Ve ilaveten aklıma gelen bir başka cümleyi tekrarlıyorum:

“Beri get lan duvar, Ömer Ağa geliyor!”

Bu sözü yıllar yıllar önce Çorum Mecitözü’nde Ömer Ağa adında bir akrabam söylermiş. Güzel içermiş rahmetli. Yalpalayarak yürürken, düşmemek için duvara tutunmak zorunda kaldığında böyle dermiş.

Bu sözü hatırlamamın sebebi de anketlerle filan sarhoş olan muhalefetmiş.

“Beri get Saray, seçimlerde muhalefet iktidara geliyor!”

Cidden geliyor muymuş?

Ömer Ağa gibi yaslanmak zorunda kaldıkları bir duvarda, ama Saray duvarında, hep muhafazakârlık, hep milliyetçilik yazılıymış ve muhalefet onları kopyalarmış. Yetmedi mi? Vaatleri arasında AKP’nin ekonomi politikaları yazılıymış. İnanmadınız mı? Bizzat Kılıçdaroğlu AB büyükelçilerine söylemiş: “Bizim ittifakın ekonomik programı konusunda Deva Partisi çalışıyor.” Yani AKP’nin meşhuuur ekonomist bakanı Babacan çalışıyormuş. Yetmedi mi? Ortak Anayasa taslağı fikrini ilk ortaya atan da Gelecek Partisi lideri Ahmet Davutoğlu’ymuş ki o da AKP’nin stratejik derinlik mütehassısı sabık başbakanıymış. Ama devri sabık yaratmamak lazımmış.

Sahi muhalefet cidden iktidara mı yürüyormuş?

Oysa dolara müdahale ve asgari ücret hamlesi bile göstermiş ki seçim galibiyeti pişmiş armut gibi muhalefetin ağzına düşmeyecekmiş. Son anketlerde AKP’ye mesafe koymuş gibi görünen seçmenler, muhalefet partilerinden hiçbirine yönelmiyormuş. Muhalefeti hemen tercih etmeyişlerinin nedeni, geçim derdiymiş. Ve o çözümü yine AKP’nin eskisi Babacan’a havale etmiş bir muhalefet pek cazip gelmiyormuş. Millet İttifakı’nda AKP zihniyeti hegemonya kurmuşken, bataklığa düşünce Babacanlara sarılmak ikna edici olmuyormuş.
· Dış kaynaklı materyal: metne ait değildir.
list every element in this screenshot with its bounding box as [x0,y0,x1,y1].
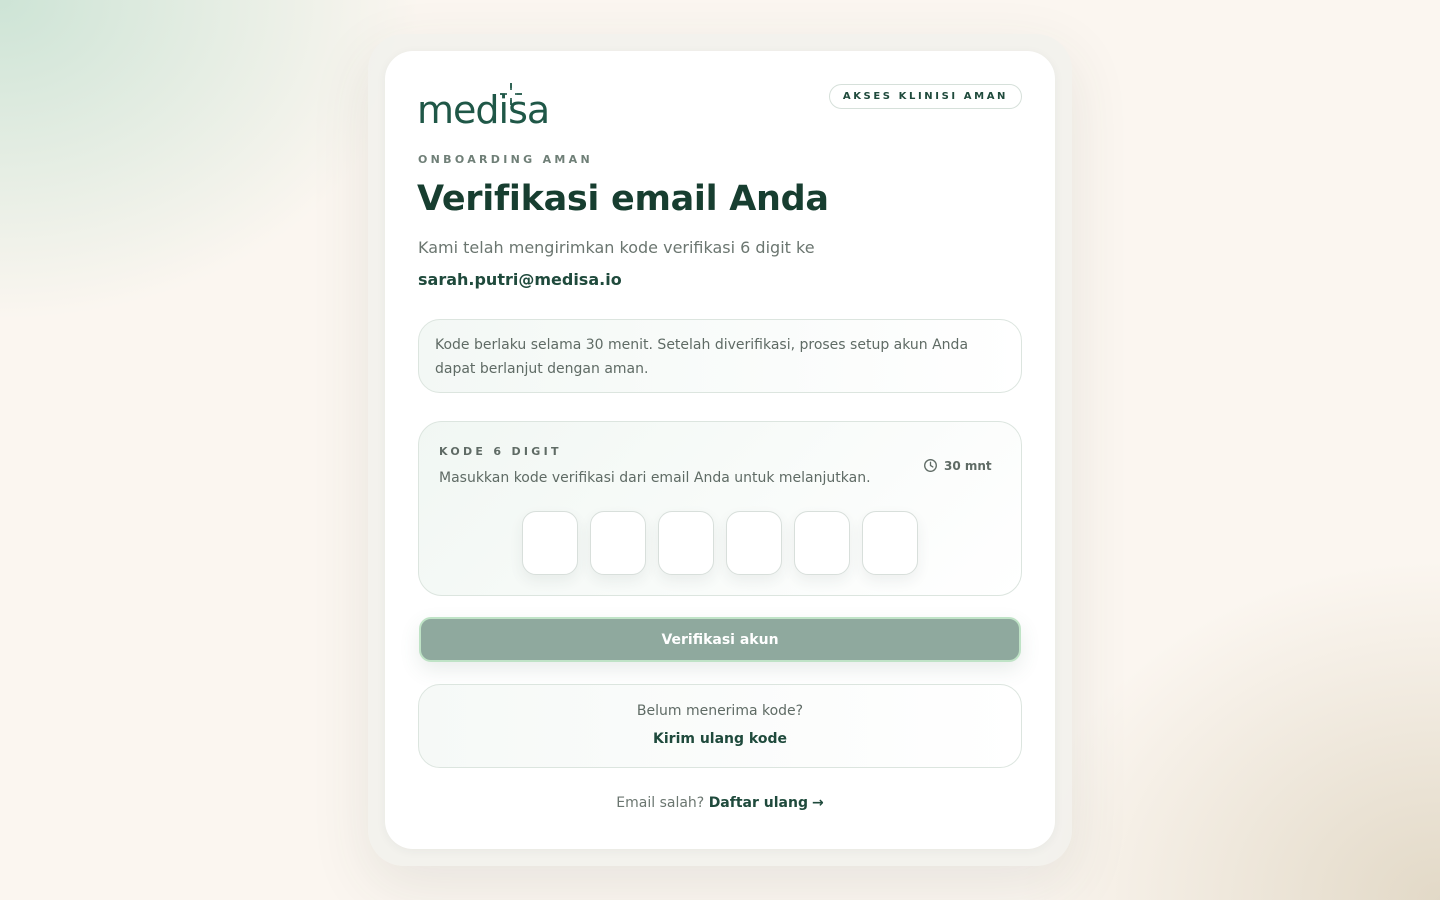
otp-digit-4[interactable] [726,511,782,575]
eyebrow-label: ONBOARDING AMAN [418,153,593,166]
arrow-right-icon[interactable]: → [812,795,824,811]
page-title: Verifikasi email Anda [417,179,829,219]
otp-digit-3[interactable] [658,511,714,575]
resend-code-link[interactable]: Kirim ulang kode [419,731,1021,747]
resend-panel: Belum menerima kode? Kirim ulang kode [418,684,1022,768]
page-subtitle: Kami telah mengirimkan kode verifikasi 6… [418,238,815,257]
info-notice: Kode berlaku selama 30 menit. Setelah di… [418,319,1022,393]
footer-text: Email salah? [616,795,705,811]
verification-card: medisa AKSES KLINISI AMAN ONBOARDING AMA… [385,51,1055,849]
timer-label: 30 mnt [944,458,992,473]
otp-digit-5[interactable] [794,511,850,575]
code-label: KODE 6 DIGIT [439,445,562,458]
verify-account-button[interactable]: Verifikasi akun [419,617,1021,662]
footer: Email salah? Daftar ulang → [385,795,1055,811]
resend-question: Belum menerima kode? [636,703,804,719]
secure-access-badge: AKSES KLINISI AMAN [828,84,1022,109]
sparkle-icon [500,83,522,105]
otp-digit-1[interactable] [522,511,578,575]
code-entry-panel: KODE 6 DIGIT Masukkan kode verifikasi da… [418,421,1022,596]
clock-icon [924,459,937,472]
medisa-logo: medisa [417,83,567,133]
expiry-timer: 30 mnt [923,458,992,473]
re-register-link[interactable]: Daftar ulang [709,795,808,811]
code-description: Masukkan kode verifikasi dari email Anda… [439,470,871,486]
recipient-email: sarah.putri@medisa.io [418,270,622,289]
logo-wordmark: medisa [417,88,550,132]
otp-digit-2[interactable] [590,511,646,575]
otp-digit-6[interactable] [862,511,918,575]
otp-inputs [522,511,918,575]
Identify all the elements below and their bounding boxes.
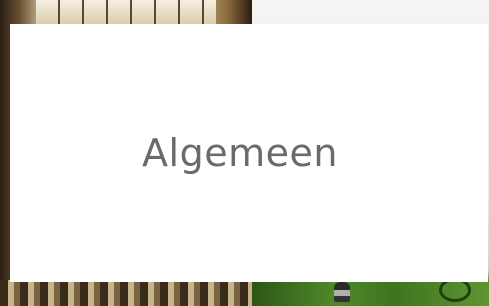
person-figure	[334, 282, 350, 302]
floor-detail	[0, 280, 252, 306]
window-detail	[36, 0, 216, 26]
category-card[interactable]: Algemeen	[10, 24, 488, 282]
category-title: Algemeen	[142, 131, 338, 175]
category-tile[interactable]: Algemeen	[0, 0, 489, 306]
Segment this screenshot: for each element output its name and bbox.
Aslında iktidar da asarım keserim kopartırım derken gündem değiştirmiyor rejimini pekiştiriyormuş. Peki, muhalefet sarhoşluğu varmış da iktidar sarhoşluğu yok muymuş? Geçen yılki bir yazımda şöyle demişim: “Sakın ha iktidardakilere doğrudan ‘sarhoş’ demeyin, hemen dava açarlar. İktidar sarhoşluğu deyince de bunun alkol kullanımıyla alakası olmayan bir deyiş olduğunu hemen hatırlatın. Çünkü sarhoşluk, sadece fazla miktarda alkollü içecek tüketiminden kaynaklanmaz, başka sebeplerden dolayı da sarhoşluk söz konusu olabilir ve bu duruma yine ‘saldırganlık, mutluluk duygusu, duyularda, hareketlerde, konuşmada bozukluklar’ filan eşlik edebilir. Yükseklik sarhoşluğu, zirve sarhoşluğu vardır mesela… Dağcılar arasında sıklıkla rastlanırmış. Yükseğe çıkınca oksijen eksikliğindendir sanırım. İktidar olunca da zirvede olursun, öyle hissedersin misali.”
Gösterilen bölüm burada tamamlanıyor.